Dans le même temps, la famille de Mehdi Ben Barka était autorisée à séjourner au Maroc : avec ces deux seuls noms, c’est une vraie réconciliation symbolique qui était opérée. Quand Hassan II, en 1997, a nommé un socialiste premier ministre (Youssoufi, qui lui aussi a connu un temps prison et exil), il a consciencieusement écarté ce nouveau gouvernement de terrains trop brûlants. Le ministère de l’Intérieur, entre autres, est resté aux mains du détestable Basri, fidèle au poste depuis 1974. Symbole de la politique sécuritaire d’Hassan II, véritable premier ministre occulte, Basri s’était fait huer à plusieurs reprises lors des premiers voyages officiels de Mohammed VI.

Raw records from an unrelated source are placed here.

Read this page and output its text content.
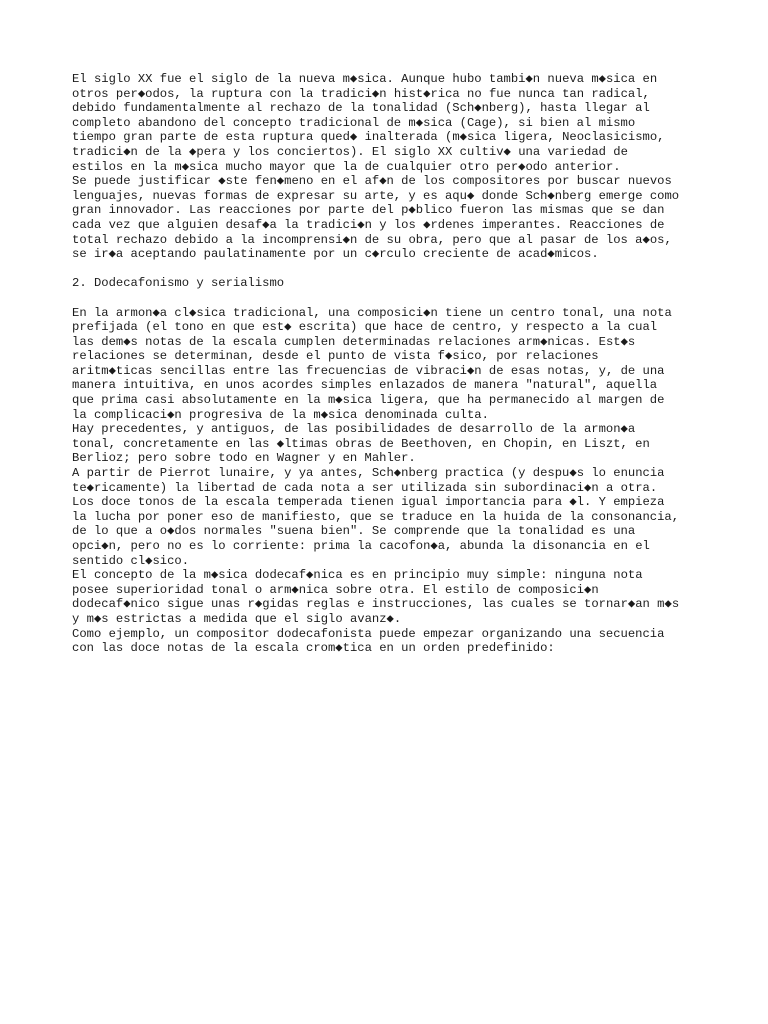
El siglo XX fue el siglo de la nueva m◆sica. Aunque hubo tambi◆n nueva m◆sica en
otros per◆odos, la ruptura con la tradici◆n hist◆rica no fue nunca tan radical,
debido fundamentalmente al rechazo de la tonalidad (Sch◆nberg), hasta llegar al
completo abandono del concepto tradicional de m◆sica (Cage), si bien al mismo
tiempo gran parte de esta ruptura qued◆ inalterada (m◆sica ligera, Neoclasicismo,
tradici◆n de la ◆pera y los conciertos). El siglo XX cultiv◆ una variedad de
estilos en la m◆sica mucho mayor que la de cualquier otro per◆odo anterior.
Se puede justificar ◆ste fen◆meno en el af◆n de los compositores por buscar nuevos
lenguajes, nuevas formas de expresar su arte, y es aqu◆ donde Sch◆nberg emerge como
gran innovador. Las reacciones por parte del p◆blico fueron las mismas que se dan
cada vez que alguien desaf◆a la tradici◆n y los ◆rdenes imperantes. Reacciones de
total rechazo debido a la incomprensi◆n de su obra, pero que al pasar de los a◆os,
se ir◆a aceptando paulatinamente por un c◆rculo creciente de acad◆micos.
2. Dodecafonismo y serialismo
En la armon◆a cl◆sica tradicional, una composici◆n tiene un centro tonal, una nota
prefijada (el tono en que est◆ escrita) que hace de centro, y respecto a la cual
las dem◆s notas de la escala cumplen determinadas relaciones arm◆nicas. Est◆s
relaciones se determinan, desde el punto de vista f◆sico, por relaciones
aritm◆ticas sencillas entre las frecuencias de vibraci◆n de esas notas, y, de una
manera intuitiva, en unos acordes simples enlazados de manera "natural", aquella
que prima casi absolutamente en la m◆sica ligera, que ha permanecido al margen de
la complicaci◆n progresiva de la m◆sica denominada culta.
Hay precedentes, y antiguos, de las posibilidades de desarrollo de la armon◆a
tonal, concretamente en las ◆ltimas obras de Beethoven, en Chopin, en Liszt, en
Berlioz; pero sobre todo en Wagner y en Mahler.
A partir de Pierrot lunaire, y ya antes, Sch◆nberg practica (y despu◆s lo enuncia
te◆ricamente) la libertad de cada nota a ser utilizada sin subordinaci◆n a otra.
Los doce tonos de la escala temperada tienen igual importancia para ◆l. Y empieza
la lucha por poner eso de manifiesto, que se traduce en la huida de la consonancia,
de lo que a o◆dos normales "suena bien". Se comprende que la tonalidad es una
opci◆n, pero no es lo corriente: prima la cacofon◆a, abunda la disonancia en el
sentido cl◆sico.
El concepto de la m◆sica dodecaf◆nica es en principio muy simple: ninguna nota
posee superioridad tonal o arm◆nica sobre otra. El estilo de composici◆n
dodecaf◆nico sigue unas r◆gidas reglas e instrucciones, las cuales se tornar◆an m◆s
y m◆s estrictas a medida que el siglo avanz◆.
Como ejemplo, un compositor dodecafonista puede empezar organizando una secuencia
con las doce notas de la escala crom◆tica en un orden predefinido:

Le 9 octobre, un communiqué du palais est diffusé par la radio nationale : « Sa majesté Mohammed VI a reçu le ministre de l’intérieur Driss Basri, mardi, au palais royal de Marrakech et l’a démis de ses fonctions. » Sobrissime. C’était plus qu’une bonne nouvelle pour toutes les personnes qui s’étaient si souvent heurtées à la toute-puissance des caïds (Basri exerçait sa tutelle sur les collectivités locales) ou des autorités policières, qu’il n’a cessé de renforcer pendant toute cette période « post-oufkirienne ». Alors que Mohammed endossait, en tant que prince probablement héritier, le rôle du « bon mais faible », un trimestre au pouvoir l’a propulsé au statut de « simple, bon, intelligent et volontaire », adulé par le peuple reconnaissant.

Que ce soit ou non par pur souci de son image de marque, le fait est que des changements concrets sont intervenus. À Rabat comme à Marrakech, Mohammed délaisse les palais royaux et continue d’habiter ses villas de prince héritier. Cela se traduit par la suppression de centaines d’emplois « de standing », et par une énorme réduction des dépenses de fonctionnement. Enfin, le fait qu’il prenne en mains personnellement des dossiers qui se perdaient auparavant dans les méandres de l’administration et du « mal-vouloir » des autorités a ajouté une touche essentielle au portrait.

Alors, qu’espérer ou que craindre de cet état de grâce ?

Lucidement, il faut bien réaliser que toutes ses nominations n’ont eu d’autre effet que de virer les serviteurs d’Hassan pour caser ses disciples et qu’il n’a jamais fait qu’user de ses pouvoirs pour asseoir son autorité, avec un sens de l’image qu’on lui a probablement appris dans les grandes écoles françaises.

Avec un gouvernement socialiste qui « privilégie l’économie, en créant les conditions d’une relance durable et en améliorant les équilibres globaux » [1], des choix économiques et sociaux basés sur un « blairisme » trop bien compris semblent être à redouter.

Mais, mais, mais… le fait est qu’on parle plus librement dans les rues, et que l’information n’est plus filtrée comme elle l’était.

Parce qu’on peut lire dans la presse marocaine des articles encore inimaginables il y a un an (Le Matin du sahara n’étant pas ce qu’on appelle un journal d’opposition), parce qu’on n’a pas le droit de mépriser les souffles de liberté, même sous une monarchie : n’oublions pas, le 23 juillet prochain, d’arroser l’anniversaire de la mort d’Hassan.